“And then there’s my hat,” he said fretfully at last. “That settles it: I’ll have to go back to the palace. I can’t leave without my hat. How could I appear in Puddleby with this crown on my head?”
“Here it is, Doctor,” said Bumpo producing the hat, old, battered and beloved, from under his coat.
Polynesia had indeed thought of everything.
Yet even now we could see the Doctor was still trying to think up further excuses.
“Oh Kindly One,” said Long Arrow, “why tempt ill fortune? Your way is clear. Your future and your work beckon you back to your foreign home beyond the sea. With you will go also what lore I too have gathered for mankind—to lands where it will be of wider use than it can ever here. I see the glimmerings of dawn in the eastern heaven. Day is at hand. Go before your subjects are abroad. Go before your project is discovered. For truly I believe that if you go not now you will linger the remainder of your days a captive king in Popsipetel.”

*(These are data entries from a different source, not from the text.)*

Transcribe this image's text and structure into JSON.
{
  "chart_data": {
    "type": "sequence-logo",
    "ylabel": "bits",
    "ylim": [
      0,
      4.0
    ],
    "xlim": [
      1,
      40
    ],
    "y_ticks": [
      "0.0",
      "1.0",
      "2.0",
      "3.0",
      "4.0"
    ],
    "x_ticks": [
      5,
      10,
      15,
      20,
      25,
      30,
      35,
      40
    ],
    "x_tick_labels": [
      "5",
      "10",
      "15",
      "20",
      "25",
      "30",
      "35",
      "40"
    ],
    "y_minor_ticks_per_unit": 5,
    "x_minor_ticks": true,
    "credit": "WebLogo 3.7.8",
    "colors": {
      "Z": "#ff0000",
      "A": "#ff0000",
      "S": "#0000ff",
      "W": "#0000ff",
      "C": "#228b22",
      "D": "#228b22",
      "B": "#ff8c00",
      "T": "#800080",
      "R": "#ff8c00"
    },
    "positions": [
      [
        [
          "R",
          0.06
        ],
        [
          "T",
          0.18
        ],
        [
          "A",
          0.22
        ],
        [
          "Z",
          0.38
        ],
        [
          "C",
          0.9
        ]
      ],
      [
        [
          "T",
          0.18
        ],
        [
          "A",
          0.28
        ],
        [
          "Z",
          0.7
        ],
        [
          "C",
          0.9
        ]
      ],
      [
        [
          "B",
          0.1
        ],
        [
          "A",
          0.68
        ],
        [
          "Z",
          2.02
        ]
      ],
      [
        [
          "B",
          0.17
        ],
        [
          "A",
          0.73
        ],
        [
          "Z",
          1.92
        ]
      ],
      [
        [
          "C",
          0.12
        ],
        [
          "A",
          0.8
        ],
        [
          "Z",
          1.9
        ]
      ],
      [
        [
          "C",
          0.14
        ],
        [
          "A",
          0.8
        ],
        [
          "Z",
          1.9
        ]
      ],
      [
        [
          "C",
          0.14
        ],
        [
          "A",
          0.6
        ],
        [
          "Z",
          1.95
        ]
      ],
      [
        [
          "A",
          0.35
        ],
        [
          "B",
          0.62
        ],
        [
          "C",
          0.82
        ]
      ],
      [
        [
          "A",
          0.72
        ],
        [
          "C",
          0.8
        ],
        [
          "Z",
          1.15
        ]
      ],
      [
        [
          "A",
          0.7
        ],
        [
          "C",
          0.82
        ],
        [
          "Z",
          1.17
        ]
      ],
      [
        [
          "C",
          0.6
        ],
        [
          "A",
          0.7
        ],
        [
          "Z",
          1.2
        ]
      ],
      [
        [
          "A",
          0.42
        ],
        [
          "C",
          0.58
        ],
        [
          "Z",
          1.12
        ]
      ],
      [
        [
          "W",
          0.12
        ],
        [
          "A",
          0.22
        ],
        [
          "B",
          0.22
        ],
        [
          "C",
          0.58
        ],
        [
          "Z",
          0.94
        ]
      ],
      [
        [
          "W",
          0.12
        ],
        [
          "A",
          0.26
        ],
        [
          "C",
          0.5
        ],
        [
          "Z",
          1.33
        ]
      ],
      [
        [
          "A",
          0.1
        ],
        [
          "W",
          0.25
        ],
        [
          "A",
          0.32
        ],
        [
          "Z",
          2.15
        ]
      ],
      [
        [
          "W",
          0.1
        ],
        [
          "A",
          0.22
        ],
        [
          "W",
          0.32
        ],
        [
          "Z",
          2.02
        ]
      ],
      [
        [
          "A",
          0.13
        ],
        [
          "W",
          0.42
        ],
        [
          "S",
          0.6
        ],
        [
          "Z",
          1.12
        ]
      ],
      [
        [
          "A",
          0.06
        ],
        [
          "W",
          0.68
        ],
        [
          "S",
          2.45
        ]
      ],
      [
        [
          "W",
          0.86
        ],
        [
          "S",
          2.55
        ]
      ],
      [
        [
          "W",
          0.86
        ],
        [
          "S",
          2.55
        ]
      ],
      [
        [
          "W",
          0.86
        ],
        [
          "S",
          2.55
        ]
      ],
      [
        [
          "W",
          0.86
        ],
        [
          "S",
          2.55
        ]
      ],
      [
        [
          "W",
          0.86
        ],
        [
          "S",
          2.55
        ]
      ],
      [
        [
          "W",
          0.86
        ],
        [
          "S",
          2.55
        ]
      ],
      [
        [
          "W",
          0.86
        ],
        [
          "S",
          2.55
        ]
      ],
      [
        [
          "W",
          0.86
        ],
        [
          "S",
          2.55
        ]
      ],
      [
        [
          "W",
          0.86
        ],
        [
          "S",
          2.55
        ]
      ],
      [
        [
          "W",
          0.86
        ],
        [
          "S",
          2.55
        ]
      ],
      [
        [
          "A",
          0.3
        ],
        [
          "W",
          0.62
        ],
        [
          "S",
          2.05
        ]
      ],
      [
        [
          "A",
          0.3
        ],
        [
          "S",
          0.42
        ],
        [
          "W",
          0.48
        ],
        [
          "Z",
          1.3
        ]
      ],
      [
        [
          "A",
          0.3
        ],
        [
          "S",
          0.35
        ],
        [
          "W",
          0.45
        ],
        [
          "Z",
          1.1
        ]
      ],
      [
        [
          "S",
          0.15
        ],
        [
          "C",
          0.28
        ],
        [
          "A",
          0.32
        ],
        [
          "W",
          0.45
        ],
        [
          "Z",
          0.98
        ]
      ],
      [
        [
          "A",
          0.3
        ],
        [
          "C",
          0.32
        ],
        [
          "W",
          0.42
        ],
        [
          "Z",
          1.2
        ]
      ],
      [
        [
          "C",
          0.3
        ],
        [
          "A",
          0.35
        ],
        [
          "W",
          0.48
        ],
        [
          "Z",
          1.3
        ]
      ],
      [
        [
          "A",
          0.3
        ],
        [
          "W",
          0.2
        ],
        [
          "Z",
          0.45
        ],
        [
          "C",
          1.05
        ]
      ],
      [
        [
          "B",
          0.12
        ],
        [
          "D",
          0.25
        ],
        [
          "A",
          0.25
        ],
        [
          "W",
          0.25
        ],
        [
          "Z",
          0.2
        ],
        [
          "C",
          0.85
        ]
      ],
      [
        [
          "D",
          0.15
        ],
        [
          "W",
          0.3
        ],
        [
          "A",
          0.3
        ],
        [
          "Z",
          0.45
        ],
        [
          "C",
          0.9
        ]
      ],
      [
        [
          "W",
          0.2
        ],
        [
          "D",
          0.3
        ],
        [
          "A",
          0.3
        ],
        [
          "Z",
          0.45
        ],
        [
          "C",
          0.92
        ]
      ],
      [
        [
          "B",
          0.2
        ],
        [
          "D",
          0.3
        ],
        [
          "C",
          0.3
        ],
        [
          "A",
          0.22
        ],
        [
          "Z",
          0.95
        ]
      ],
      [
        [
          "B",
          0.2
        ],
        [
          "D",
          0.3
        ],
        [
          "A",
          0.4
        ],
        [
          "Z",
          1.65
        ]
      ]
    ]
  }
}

Great decisions often take no more than a moment in the making. Against the now paling sky I saw the Doctor’s figure suddenly stiffen. Slowly he lifted the Sacred Crown from off his head and laid it on the sands.
And when he spoke his voice was choked with tears.
“They will find it here,” he murmured, “when they come to search for me. And they will know that I have gone.... My children, my poor children!—I wonder will they ever understand why it was I left them.... I wonder will they ever understand—and forgive.”
He took his old hat from Bumpo; then facing Long Arrow, gripped his outstretched hand in silence.
“You decide aright, oh Kindly One,” said the Indian—“though none will miss and mourn you more than Long Arrow, the son of Golden Arrow—Farewell, and may good fortune ever lead you by the hand!”